Le livre monumental

Tous ceux qui passent par la rue St-George à Moncton ne connaissent pas nécessairement la riche histoire de la cathédrale Notre-Dame-de l’Assomption.
Tous ceux intéressés par le sort qui sera réservé à la cathédrale qui s’effrite graduellement devraient commencer par se procurer et par lire le magnifique livre écrit par Robert Pichette, illustré principalement, mais pas exclusivement, par les photos de Marc Blanchard, Maurice Fournier et Maurice Henri. Le livre a été réalisé et coordonné par Marie-Linda Lord en tant que directrice de la Chaire de recherche en études acadiennes de l’Université de Moncton. C’est une œuvre d’une qualité exceptionnelle, une œuvre qui nous sensibilise à toute l’importance que revêt la cathédrale sur le plan de son héritage patrimonial, culturel et religieux.
Dans le prologue, l’architecte et professeur d’histoire de l’art à Fredericton, John Leroux, rappelle l’importance de l’influence qu’a eue la cathédrale Notre-Dame-de l’Assomption sur la construction des édifices religieux dans les paroisses francophones, plus hardies et progressives que leur vis-à-vis anglophones. Il écrit « Inspirés par l’exemple héroïque de la cathédrale de Moncton, un certain nombre de vastes édifices religieux furent mis en chantier au Nouveau-Brunswick après la Deuxième Guerre mondiale… Les églises francophones qui ont été érigées partout dans la province sont quelques-unes de nos œuvres architecturales les plus mémorables et les plus captivantes. »
Captivant, aussi, le chapitre portant sur la fondation de l’archidiocèse de Moncton. L’auteur, Robert Pichette, précise à ce sujet dans l’avant-propos « Ce qui est donné au lecteur, en espérant qu’il sera indulgent, est un récit plutôt qu’un chronique rigoureuse. » Qu’à cela ne tienne, le chapitre rappelle à notre souvenir un pan de l’histoire religieuse acadienne que «  Certains lecteurs préféreraient, sans doute, qu’un silence pudique recouvre les démêlés, parfois francophobes et toujours acerbes, qui ont présidé au démembrement de la paroisse anglophone St. Bernard pour créer la paroisse acadienne… » écrit M. Pichette dans l’avant-propos.

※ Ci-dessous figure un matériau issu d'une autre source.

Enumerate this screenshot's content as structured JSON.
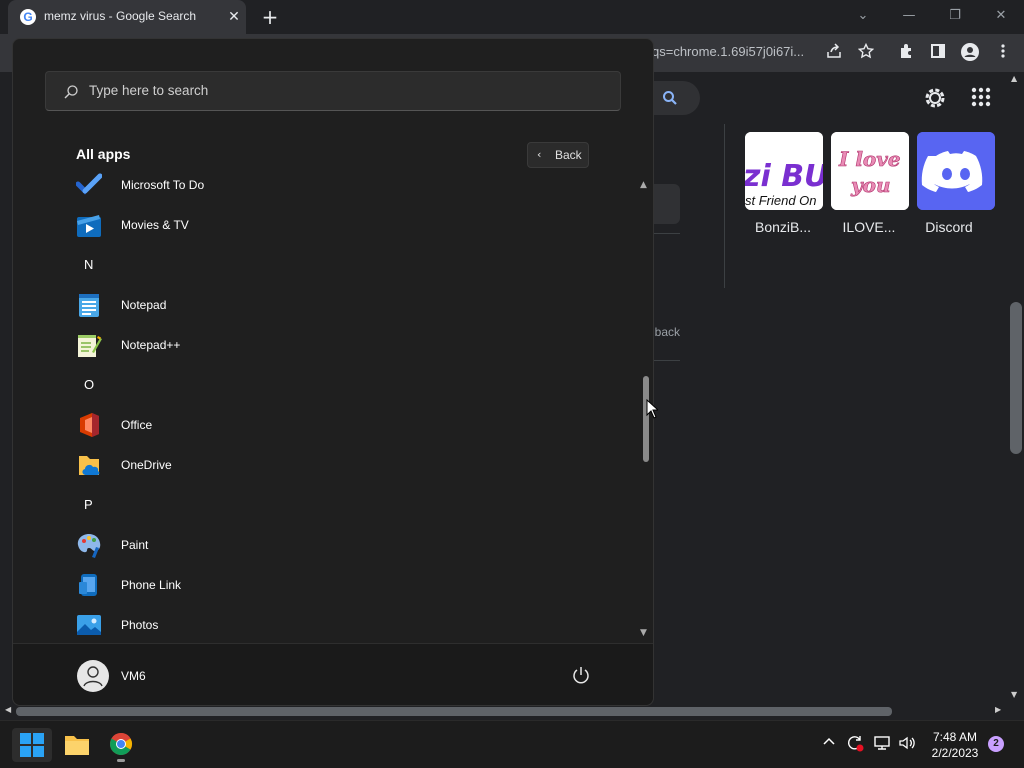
{
  "browser": {
    "tab_title": "memz virus - Google Search",
    "favicon_letter": "G",
    "tab_close_glyph": "✕",
    "new_tab_glyph": "+",
    "url_fragment": "qs=chrome.1.69i57j0i67i...",
    "window_controls": {
      "tab_search": "⌄",
      "minimize": "—",
      "restore": "❐",
      "close": "✕"
    }
  },
  "page": {
    "tiles": [
      {
        "label": "BonziB...",
        "image_text_top": "zi BU",
        "image_text_bottom": "st Friend On"
      },
      {
        "label": "ILOVE...",
        "image_text_top": "I love",
        "image_text_bottom": "you"
      },
      {
        "label": "Discord"
      }
    ],
    "feedback_text": "lback"
  },
  "start_menu": {
    "search_placeholder": "Type here to search",
    "section_title": "All apps",
    "back_label": "Back",
    "apps": [
      {
        "type": "app",
        "name": "Microsoft To Do",
        "icon": "todo-icon"
      },
      {
        "type": "app",
        "name": "Movies & TV",
        "icon": "movies-tv-icon"
      },
      {
        "type": "letter",
        "name": "N"
      },
      {
        "type": "app",
        "name": "Notepad",
        "icon": "notepad-icon"
      },
      {
        "type": "app",
        "name": "Notepad++",
        "icon": "notepad-plus-plus-icon"
      },
      {
        "type": "letter",
        "name": "O"
      },
      {
        "type": "app",
        "name": "Office",
        "icon": "office-icon"
      },
      {
        "type": "app",
        "name": "OneDrive",
        "icon": "onedrive-icon"
      },
      {
        "type": "letter",
        "name": "P"
      },
      {
        "type": "app",
        "name": "Paint",
        "icon": "paint-icon"
      },
      {
        "type": "app",
        "name": "Phone Link",
        "icon": "phone-link-icon"
      },
      {
        "type": "app",
        "name": "Photos",
        "icon": "photos-icon"
      }
    ],
    "user_name": "VM6"
  },
  "taskbar": {
    "time": "7:48 AM",
    "date": "2/2/2023",
    "notification_count": "2"
  },
  "colors": {
    "chrome_bg": "#202124",
    "start_bg": "#1f1f1f",
    "taskbar_bg": "#1c1c1c",
    "windows_blue": "#0078d4",
    "discord": "#5865f2"
  }
}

Le livre est non seulement richement illustré par des photographies plus saisissantes les unes que les autres, la qualité de la recherche est édifiante et la force du symbole que constitue la cathédrale Notre-Dame-de l’Assomption nous est révélée avec brio.

Ce n’est pas seulement un livre à consulter à temps perdu pour s’y perdre dans sa magnifique illustration, c’est aussi une documentation riche sur la valeur non seulement religieuse mais aussi culturelle et sociale de la cathédrale. En ce sens, le livre est aussi monumental que l’œuvre dont il traite.